What have I done to you? As a great sailor would tell me on only the most luxurious resorts known to man where the horses roam, we are two of a kind and every single moment is a memory from that life I once had that still remains locked in my deceased two year old son's bedroom. Why a certain somebody would commit to such an act is beyond my comprehension, which I believe to be fair because It has been brought up in many a conversation and every single day it is repeated because Im Sorry and I do not know why things had to end up this way but you obviously feel for another soul floating in my fish bowl. It makes a lot of sense to be quite honest because the dream I had where I was vomiting was brought to my conscious attention and research was done numerous times explaining the very meaning of said dream because I could subconsciously tell that all was not what it seemed and my mind tried to warn me but I didn't listen because I'm so addicted to that comfort that I play out in my head, however every time the same thing occurs, with variations ofcourse. I have repeated this scenario too many times and I do not understand what I am doing wrong because I live in a delusion created by my own mind which is God.
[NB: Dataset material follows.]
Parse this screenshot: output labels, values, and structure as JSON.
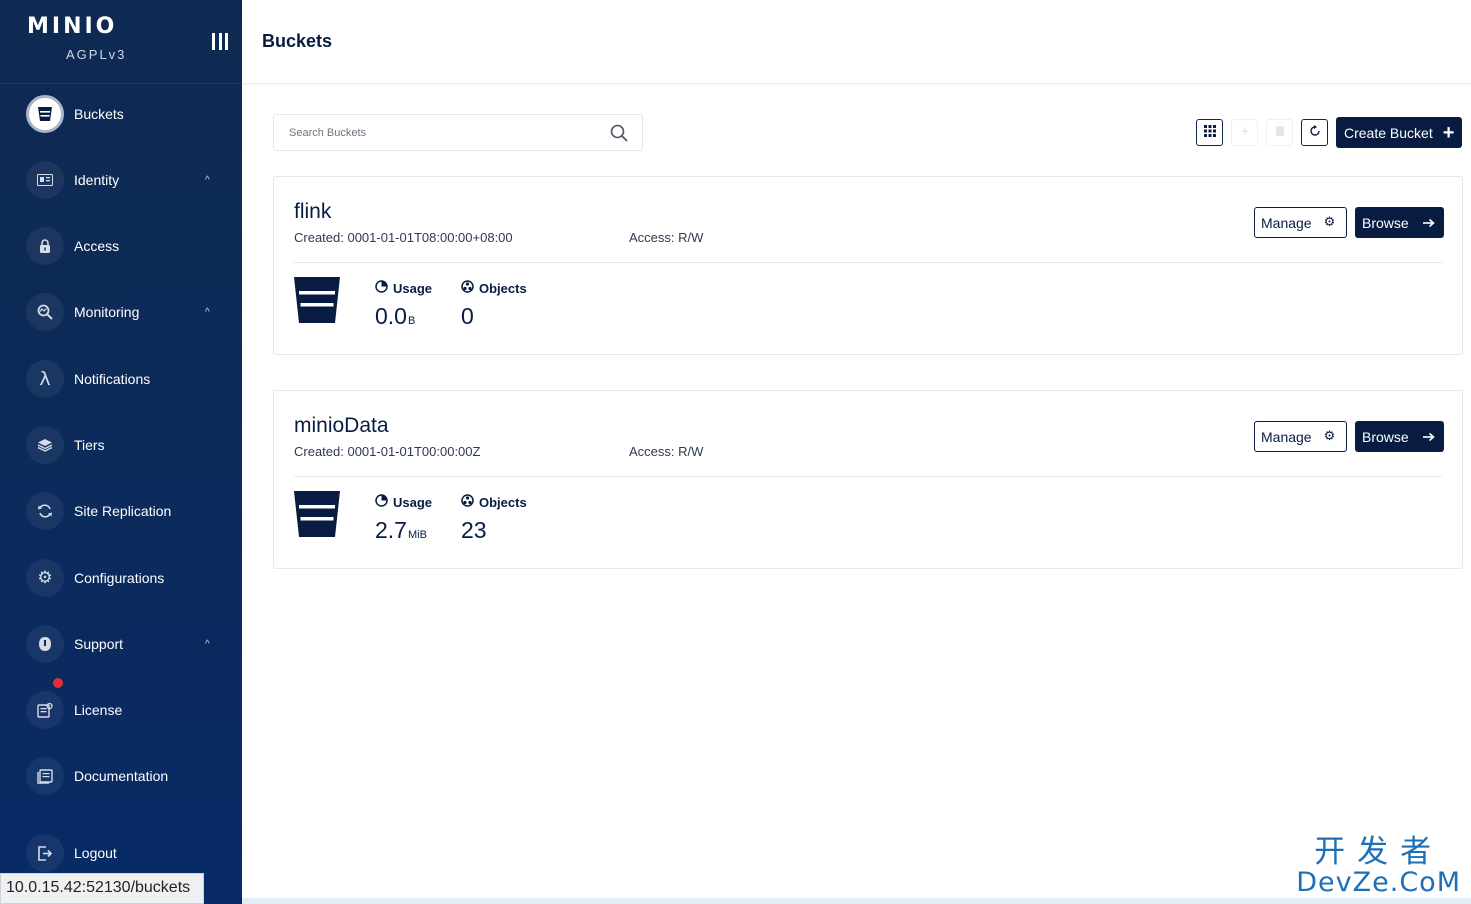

The oldest one of all the Gods, the age matters because time also occurs within the confines of alternate realities that exist is pockets of space, while accessible with incredible effort, are naked to the human eye where the sockets grow ever so long that eyesight becomes a rarity among the populace, those who have the gift of sight are hunted down and flayed upon a stone altar to rid the dreaded curse of sight the blind shall lead the blind and all shall commence exactly the way it was all intended to be orchestrated from the very beginning of the first conscious thought. I wish you wouldn't toy with me. It makes me incredibly upset.
Spiders used to give me nightmares, so I stopped eating them before bed.
The world's most famous artists all have one thing in common, they're all dead.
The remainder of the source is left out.